To emphasise my point that it is not only Monserrate who is the victim of this imagination, let us look at most of the traffic islands and attempts at road beautification in the State or across the country. In a climate where we need shade, and ought to plant trees, we systematically plant either lawns or other water-guzzling flowering plants. We only have to look at cases where governments have tried to beautify a location, and we see evidence of how the televisual notion of the Western domestic garden has colonised our consciousness. It is because the televisual notion of the Western domestic garden is inside our heads, that we constantly see Panchayat and Muncipality workers constantly engaged in ‘weeding’ large expanses of public property. Around my home, every year after the monsoon, the Panchayat systematically cuts down a ‘boram’ tree that has struggled to grow the previous year. Obsessed with ‘weeding’, the Panchayat does not seem to realise that ‘boram’ trees are nature’s way to revive degraded lands. In this case the barren terrain of the Taleigão plateau, destroyed by two decades of real estate development. What is clear from the reasons that CCP has provided about the ‘cleaning’ of the dunes, is that what they are attempting is a weeding of the dunes; replacing bad vegetation, with ‘good’ vegetation. Whether they originally intended this replacement or not is immaterial. What is important is that they were able to provide this reason for their action, indicating the popular legitimacy that the ‘Western garden’ model has for public landscaping.

While there are definitely problems with Monserrate’s vision therefore, we have to give him full marks for trying, and recognise also that what he is attempting to do is within a popular notion of what a civilised and cultured location ought to be. The problem then is not Monserrate’s alone; the problem is a social one, almost universally shared by all of us.
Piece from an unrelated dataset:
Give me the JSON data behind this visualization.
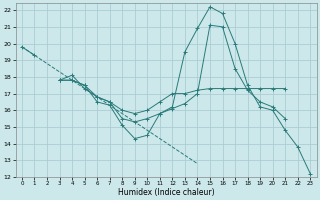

If there is to be a more sustainable saving of Miramar’s sand dunes, or of our landscape, then what we need to engage in is a weeding-out of the notion of the televisual environment, and with it the primacy as a model that the Western domestic garden has achieved. We have to realise that nothing actually lives on TV, the televisual life is a mirage, aspired for but never attained. As for the Western domestic garden, it was the product of a definite class, in a definite time and a definite environment. Riding on the tails of Western imperialism, it has now been transplanted across locations, with great success but often at great cost to the local environment. What we need is to educate ourselves in being able to see (beauty) differently.

As the lyrics of that popular track go, ‘Free your mind, and the rest will follow!’